Beware of bad debt settlement companies. Every industry has its share of bad apples and con artists, the debt industry even more so. Many predatory companies prey on vulnerable and desperate people looking to help their situation and only end up with far worse problems. We have had reports of debt settlement companies doing many unscrupulous things to their trusting clients from giving misleading and inaccurate information to taking payments intended to settle accounts and just keeping the money.

If you have unsecured debt that you are wanting to settle, you may want to consider calling us for a free debt analysis consultation.



    Bankruptcy should be considered a last resort if all else fails. Bankruptcy is a federal court process that can help consumers eliminate overwhelming debts. Depending on your circumstances and income, bankruptcy laws may give you a way to "wipe out" and erase many financial obligations and start over fresh so to speak. Be careful, even though bankruptcy may help the debts go away; it may very well have an extremely negative impact on your ability to obtain credit, get a job or insurance, a bank account or apartment rental.

    Individuals may be able to file one of two types on bankruptcy:

    • Chapter 7 = Liquidation
    • Chapter 13 = Repayment

    In Chapter 7, the bankruptcy forgives most debts that are not secured by assets or property (Ex: House or Car). In addition, you are allowed to retain certain exempt assets under Chapter 7, a court appointed trustee takes possession of your non-exempt property, arranges for it's sale or liquidation and is responsible for paying as many or as much of your debts as possible with the proceeds.
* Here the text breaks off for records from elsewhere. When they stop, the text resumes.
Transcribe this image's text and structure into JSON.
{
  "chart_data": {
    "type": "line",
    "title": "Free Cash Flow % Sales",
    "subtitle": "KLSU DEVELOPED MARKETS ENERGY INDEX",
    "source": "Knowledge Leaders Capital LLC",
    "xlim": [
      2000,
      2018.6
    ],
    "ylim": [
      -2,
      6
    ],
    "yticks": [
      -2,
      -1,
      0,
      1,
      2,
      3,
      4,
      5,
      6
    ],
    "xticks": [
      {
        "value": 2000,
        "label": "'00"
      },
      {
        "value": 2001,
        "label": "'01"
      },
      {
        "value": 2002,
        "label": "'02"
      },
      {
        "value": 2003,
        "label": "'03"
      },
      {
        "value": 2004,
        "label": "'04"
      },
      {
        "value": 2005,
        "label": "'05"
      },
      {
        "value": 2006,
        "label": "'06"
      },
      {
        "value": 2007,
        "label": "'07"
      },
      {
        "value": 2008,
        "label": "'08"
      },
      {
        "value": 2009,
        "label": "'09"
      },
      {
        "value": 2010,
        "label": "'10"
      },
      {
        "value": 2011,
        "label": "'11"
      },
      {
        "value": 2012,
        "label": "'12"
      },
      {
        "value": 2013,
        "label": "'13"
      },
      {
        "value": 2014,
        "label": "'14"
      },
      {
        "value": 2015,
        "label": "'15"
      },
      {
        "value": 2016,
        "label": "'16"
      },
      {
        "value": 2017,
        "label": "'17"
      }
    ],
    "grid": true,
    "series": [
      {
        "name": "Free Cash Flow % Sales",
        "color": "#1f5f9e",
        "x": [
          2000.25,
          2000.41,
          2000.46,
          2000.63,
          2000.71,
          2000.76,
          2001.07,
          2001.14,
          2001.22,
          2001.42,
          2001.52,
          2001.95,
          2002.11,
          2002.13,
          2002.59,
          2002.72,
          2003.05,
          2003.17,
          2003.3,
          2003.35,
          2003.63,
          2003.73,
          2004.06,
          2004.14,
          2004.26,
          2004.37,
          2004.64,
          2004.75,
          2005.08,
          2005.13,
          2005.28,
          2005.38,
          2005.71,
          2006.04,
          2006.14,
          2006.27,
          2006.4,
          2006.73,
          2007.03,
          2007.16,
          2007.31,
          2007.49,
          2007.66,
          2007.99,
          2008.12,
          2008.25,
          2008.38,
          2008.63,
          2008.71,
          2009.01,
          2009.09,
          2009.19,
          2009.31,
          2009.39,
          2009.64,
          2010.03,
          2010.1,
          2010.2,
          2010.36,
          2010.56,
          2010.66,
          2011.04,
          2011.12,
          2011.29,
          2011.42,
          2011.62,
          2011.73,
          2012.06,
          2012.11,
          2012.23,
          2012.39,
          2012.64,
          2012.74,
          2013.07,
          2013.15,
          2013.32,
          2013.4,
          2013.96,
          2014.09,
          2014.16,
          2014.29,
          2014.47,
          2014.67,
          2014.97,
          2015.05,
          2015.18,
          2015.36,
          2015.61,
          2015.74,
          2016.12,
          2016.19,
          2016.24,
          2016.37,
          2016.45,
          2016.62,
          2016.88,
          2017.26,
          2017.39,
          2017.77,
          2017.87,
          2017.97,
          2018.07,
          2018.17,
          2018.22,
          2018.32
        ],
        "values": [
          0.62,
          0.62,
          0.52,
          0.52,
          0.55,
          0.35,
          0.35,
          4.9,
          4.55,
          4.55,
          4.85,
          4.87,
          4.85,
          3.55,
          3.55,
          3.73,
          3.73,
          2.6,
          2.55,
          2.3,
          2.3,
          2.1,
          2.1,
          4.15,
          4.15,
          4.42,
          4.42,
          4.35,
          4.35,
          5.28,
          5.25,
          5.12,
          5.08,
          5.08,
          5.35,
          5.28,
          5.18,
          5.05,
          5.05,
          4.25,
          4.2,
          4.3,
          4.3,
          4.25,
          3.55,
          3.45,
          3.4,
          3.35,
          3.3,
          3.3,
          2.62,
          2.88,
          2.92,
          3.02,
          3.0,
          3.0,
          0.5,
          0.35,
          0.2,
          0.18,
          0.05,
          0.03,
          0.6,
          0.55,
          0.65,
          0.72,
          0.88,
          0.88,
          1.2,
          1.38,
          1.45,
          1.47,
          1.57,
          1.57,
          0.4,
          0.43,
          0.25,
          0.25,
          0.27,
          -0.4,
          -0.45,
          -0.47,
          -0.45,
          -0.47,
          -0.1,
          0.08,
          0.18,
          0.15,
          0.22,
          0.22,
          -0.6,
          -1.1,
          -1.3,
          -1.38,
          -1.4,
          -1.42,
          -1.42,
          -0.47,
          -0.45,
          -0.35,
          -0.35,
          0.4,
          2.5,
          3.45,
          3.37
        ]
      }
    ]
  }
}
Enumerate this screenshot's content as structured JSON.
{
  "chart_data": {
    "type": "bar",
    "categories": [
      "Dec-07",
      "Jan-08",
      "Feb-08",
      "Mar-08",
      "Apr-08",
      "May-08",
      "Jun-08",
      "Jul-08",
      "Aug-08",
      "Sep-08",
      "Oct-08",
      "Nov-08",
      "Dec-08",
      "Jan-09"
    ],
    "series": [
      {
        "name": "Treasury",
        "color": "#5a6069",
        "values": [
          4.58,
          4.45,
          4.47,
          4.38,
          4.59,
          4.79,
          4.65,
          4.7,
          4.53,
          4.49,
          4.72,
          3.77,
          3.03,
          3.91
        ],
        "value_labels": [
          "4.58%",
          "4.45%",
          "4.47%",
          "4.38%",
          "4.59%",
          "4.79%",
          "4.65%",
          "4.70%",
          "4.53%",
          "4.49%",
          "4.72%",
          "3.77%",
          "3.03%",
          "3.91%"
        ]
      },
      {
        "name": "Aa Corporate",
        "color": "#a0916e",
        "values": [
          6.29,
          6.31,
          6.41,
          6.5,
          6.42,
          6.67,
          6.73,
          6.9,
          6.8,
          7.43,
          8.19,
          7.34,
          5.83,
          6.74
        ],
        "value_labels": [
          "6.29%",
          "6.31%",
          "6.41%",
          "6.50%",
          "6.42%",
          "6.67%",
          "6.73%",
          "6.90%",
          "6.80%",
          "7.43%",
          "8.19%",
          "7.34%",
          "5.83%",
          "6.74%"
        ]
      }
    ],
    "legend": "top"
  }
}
Not all debts can be discharged by bankruptcy.
    Chapter 13, sometimes referred to as "wage earners repayment plan" bankruptcy may be your only choice if the court determines you have the income to repay your debts. Filing for chapter 13 bankruptcy allows you to pay your debts in installments over an agreed upon time period, usually 3 to 5 years. The court must approve your plan to pay all or part of your debt. If you need to file and you want to keep property, like a house car or boat; you may want to consider Chapter 13.